LA ROUTE-gfÀ propois du film de John Hillcoat, adapté de La route de Cormac McCarthy

L’adaptation d’un grand livre au cinéma m’a toujours paru la gageure par excellence, et la bande-annonce de La Route, d’après Cormack Mc Carthy, m’avait fait craindre le pire. Or, contre toute attente, le film de John Hillcoat est nettement « moins pire » que je ne le craignais, même s’il pèche par son écriture de blockbuster stéréotypé – on imagine ce que le Tarkovski de L’Enfance d’Ivan en eût fait -, sur un scénario (Joe Penhall) à la fois très proche du roman, avec des citations litaniques de bon aloi, et le tirant vers la romance édulcorée, surtout vers la fin. La force expressive du film tient principalement à l’évocation d’une terre dévastée implosant littéralement après un hiver nucléaire d’origine indéterminée, dans une nature aussi dénaturée que les animaux humains qui y errent. L’interprétation du duo principal d’un père (un Viggo Mortensen à dégaine christique) et de son jeune fils (Kodi Smit-McPhee), fuyant plein Sud après la défection désespérée de la mère (Charlize Theron), est également appréciable, même si le jeune garçon, du club des gentils, est à la fois un peu trop joli malgré ses tribulations effrayantes, et sentencieux aux franges de l’édification christo-new age. Mais la vraie faiblesse du film est ailleurs : dans lemanque de réelle réappropriation cinématographique du roman. La question de la poésie et de l’inspiration de McCarthy, qui se respirent littéralement dans le texte (original si possible) de l’écrivain, se pose alors, non résolue à mon avis. Par contraste, on pourrait citer la version de Wise Blood, roman génial de Flannery O’Connor, par John Huston, celle de L’Idiot de Dostoïevski par Akira Kurosawa, ou le Mouchette de Bernanos par Bresson, notamment.
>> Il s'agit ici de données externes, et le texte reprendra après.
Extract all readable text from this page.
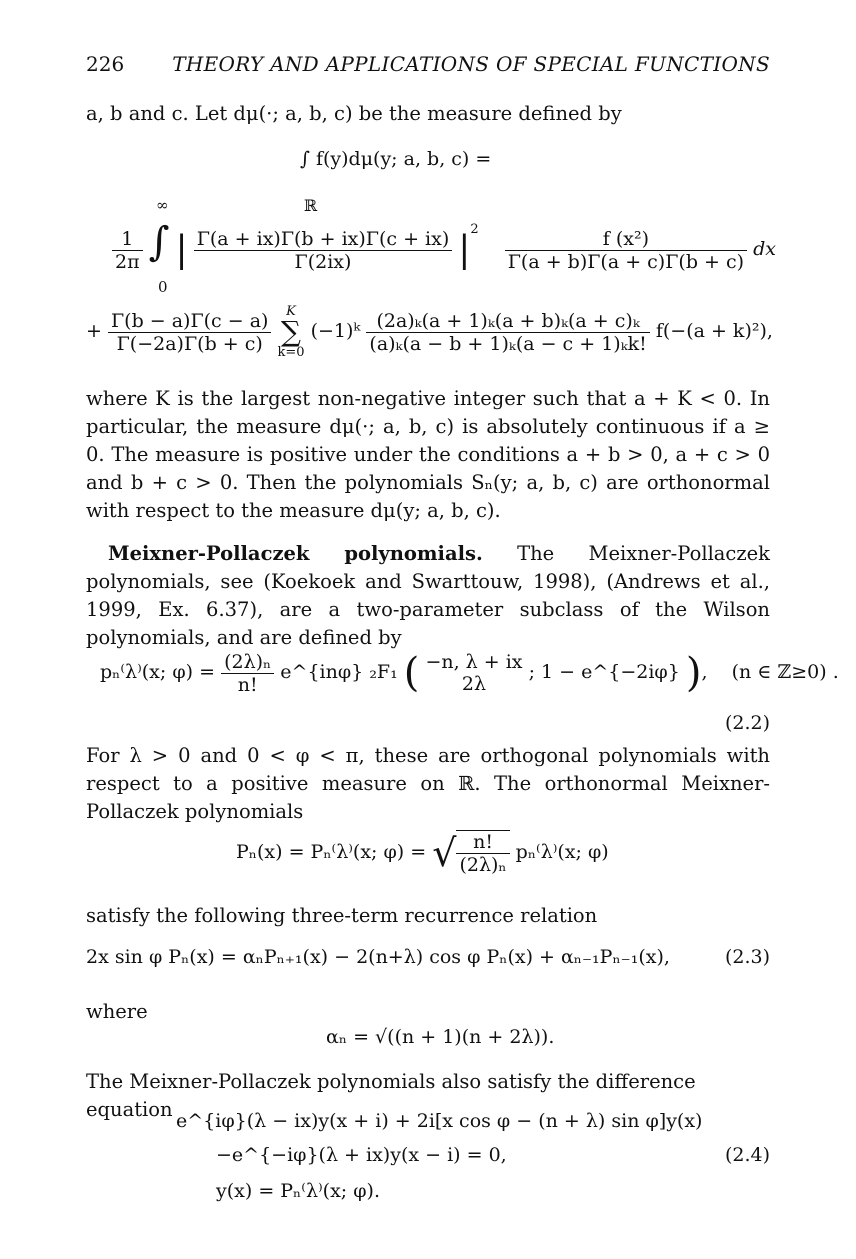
226 THEORY AND APPLICATIONS OF SPECIAL FUNCTIONS
a, b and c. Let dμ(·; a, b, c) be the measure defined by
∫ f(y)dμ(y; a, b, c) =
ℝ
∞
$\frac{1}{2\pi}$ ∫ | $\frac{\Gamma(a + ix)\Gamma(b + ix)\Gamma(c + ix)}{\Gamma(2ix)} |^2 \frac{\text{f (x²)}}{\Gamma(a + b)\Gamma(a + c)\Gamma(b + c)}$ dx
0
+ $\frac{\Gamma(b - a)\Gamma(c - a)}{\Gamma(-2a)\Gamma(b + c)}$
	K
∑
k=0
(−1)ᵏ $\frac{\text{(2a)ₖ(a + 1)ₖ(a + b)ₖ(a + c)ₖ}}{\text{(a)ₖ(a − b + 1)ₖ(a − c + 1)ₖk!}} f(-(a + k)^2)$,
where K is the largest non-negative integer such that a + K < 0. In particular, the measure dμ(·; a, b, c) is absolutely continuous if a ≥ 0. The measure is positive under the conditions a + b > 0, a + c > 0 and b + c > 0. Then the polynomials Sₙ(y; a, b, c) are orthonormal with respect to the measure dμ(y; a, b, c).
Meixner-Pollaczek polynomials. The Meixner-Pollaczek polynomials, see (Koekoek and Swarttouw, 1998), (Andrews et al., 1999, Ex. 6.37), are a two-parameter subclass of the Wilson polynomials, and are defined by
pₙ⁽λ⁾(x; $\varphi) = \frac{\text{(2λ)ₙ}}{n!}$ e^{inφ} ₂F₁ ( −n, λ + ix
2λ
; 1 − e^{−2iφ} ), (n ∈ ℤ≥0) .
(2.2)
For λ > 0 and 0 < φ < π, these are orthogonal polynomials with respect to a positive measure on ℝ. The orthonormal Meixner-Pollaczek polynomials
Pₙ(x) = Pₙ⁽λ⁾(x; φ) = √ $\frac{n!}{\text{(2λ)ₙ}} p_n^(\lambda^)(x$; φ)
satisfy the following three-term recurrence relation
2x sin φ Pₙ(x) = αₙPₙ₊₁(x) − 2(n+λ) cos φ Pₙ(x) + αₙ₋₁Pₙ₋₁(x),	(2.3)
where
αₙ = √((n + 1)(n + 2λ)).
The Meixner-Pollaczek polynomials also satisfy the difference equation e^{iφ}(λ − ix)y(x + i) + 2i[x cos φ − (n + λ) sin φ]y(x)
−e^{−iφ}(λ + ix)y(x − i) = 0,	(2.4)
y(x) = Pₙ⁽λ⁾(x; φ).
Reste tout de même une illustration honnête de La Route, ou le développement du rôle de la mère, elliptique dans le roman, apparait moins comme une trahison que dans le souci légitime d’ « humaniser » un désespoir absolu que certains lecteurs n’auront pas compris (ou admis)dans les présupposés les plus radicaux du roman dont la visée évangélique reste bien présente, parfois jusqu’à l’image lénifiante…
Jean-Louis KUFFER

Pour en savoir plus sur le livre, cliquez sur sa couverture.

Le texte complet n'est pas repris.